L’inauguration de la verrière du métro Champ-de-Mars a lieu en 1968, et l’œuvre est immédiatement adoptée par le public. D’autres vitraux de Marcelle Ferron ornent des édifices montréalais, dont l’Hôpital Sainte-Justine, le siège social de l’Organisation de l’aviation civile internationale et la station de métro Vendôme. Ailleurs au Québec, on remarque le tribunal de Granby, la chapelle de la prison de Saint-Hyacinthe, l’église du Sacré-Cœur à Québec, la tour Place du Portage à Gatineau et le palais de justice d’Amos.
Née en 1924 à Louiseville, la jeune Marcelle Ferron s’intéresse sérieusement à la peinture et entre à l’École des beaux-arts de Québec.

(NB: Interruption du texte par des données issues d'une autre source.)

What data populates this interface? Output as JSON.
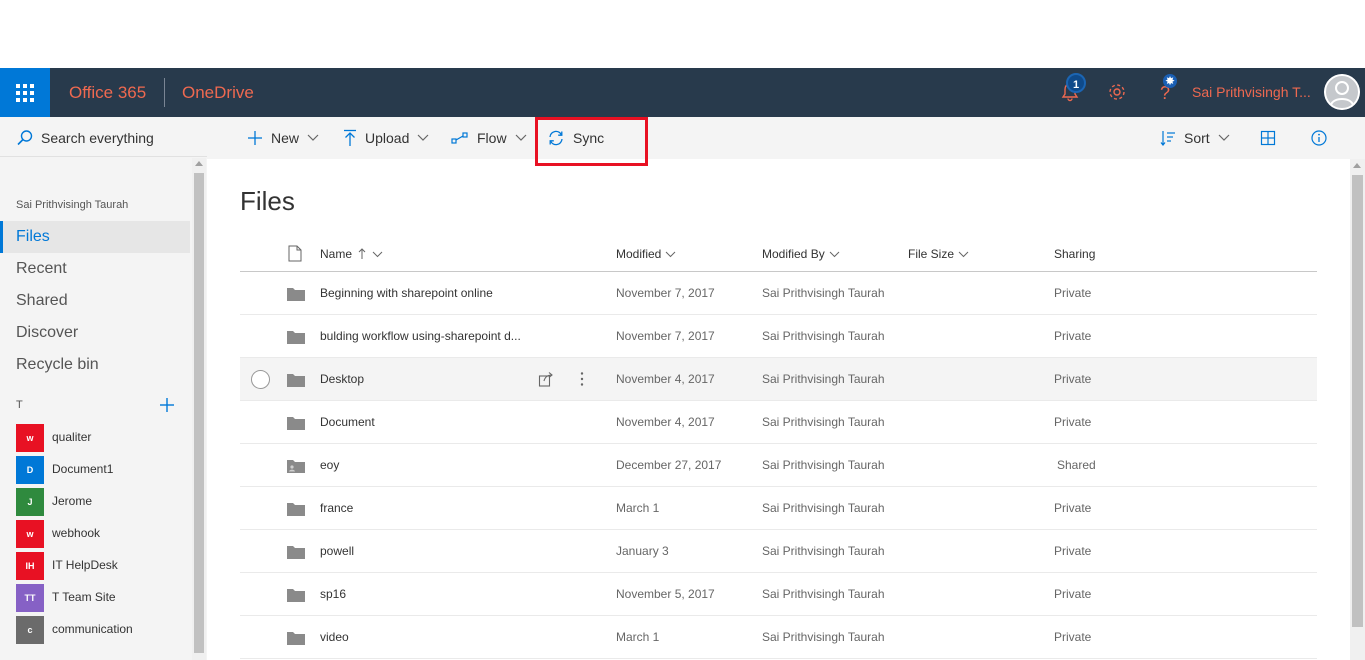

Lorsqu’on l’expulse de l’institution à cause d’un conflit avec un professeur, elle déménage à Montréal où elle fait la connaissance de Paul-Émile Borduas. Cette rencontre est capitale dans l’évolution de la peintre, qui partage la philosophie des Automatistes et signe le manifeste du Refus global en 1948.
Un séjour de 13 ans à Paris lui permet de se tailler une place de choix dans le monde de l’art contemporain. Durant plus de 35 ans de carrière, Marcelle Ferron participe à plusieurs expositions au Canada, aux États-Unis et dans divers musées et galeries de Londres, Milan, Turin, Zurich, Paris, Amsterdam, Osaka…
On lui décerne des prix prestigieux, dont la médaille d’argent à la Biennale de Sao Paulo en 1961, le prix Louis-Philippe-Hébert en 1976 et le prix Paul-Émile-Borduas en 1983. Marcelle Ferron est la première femme à recevoir cette récompense qui couronne l’ensemble de la carrière d’un artiste ou d’un artisan dans les domaines des arts visuels et des métiers d’art. Décorée à deux reprises de l’Ordre national du Québec, elle reçoit l’insigne de chevalière en 1985 et est promue grande officière en 2000. Elle s’éteint à Montréal en 2001.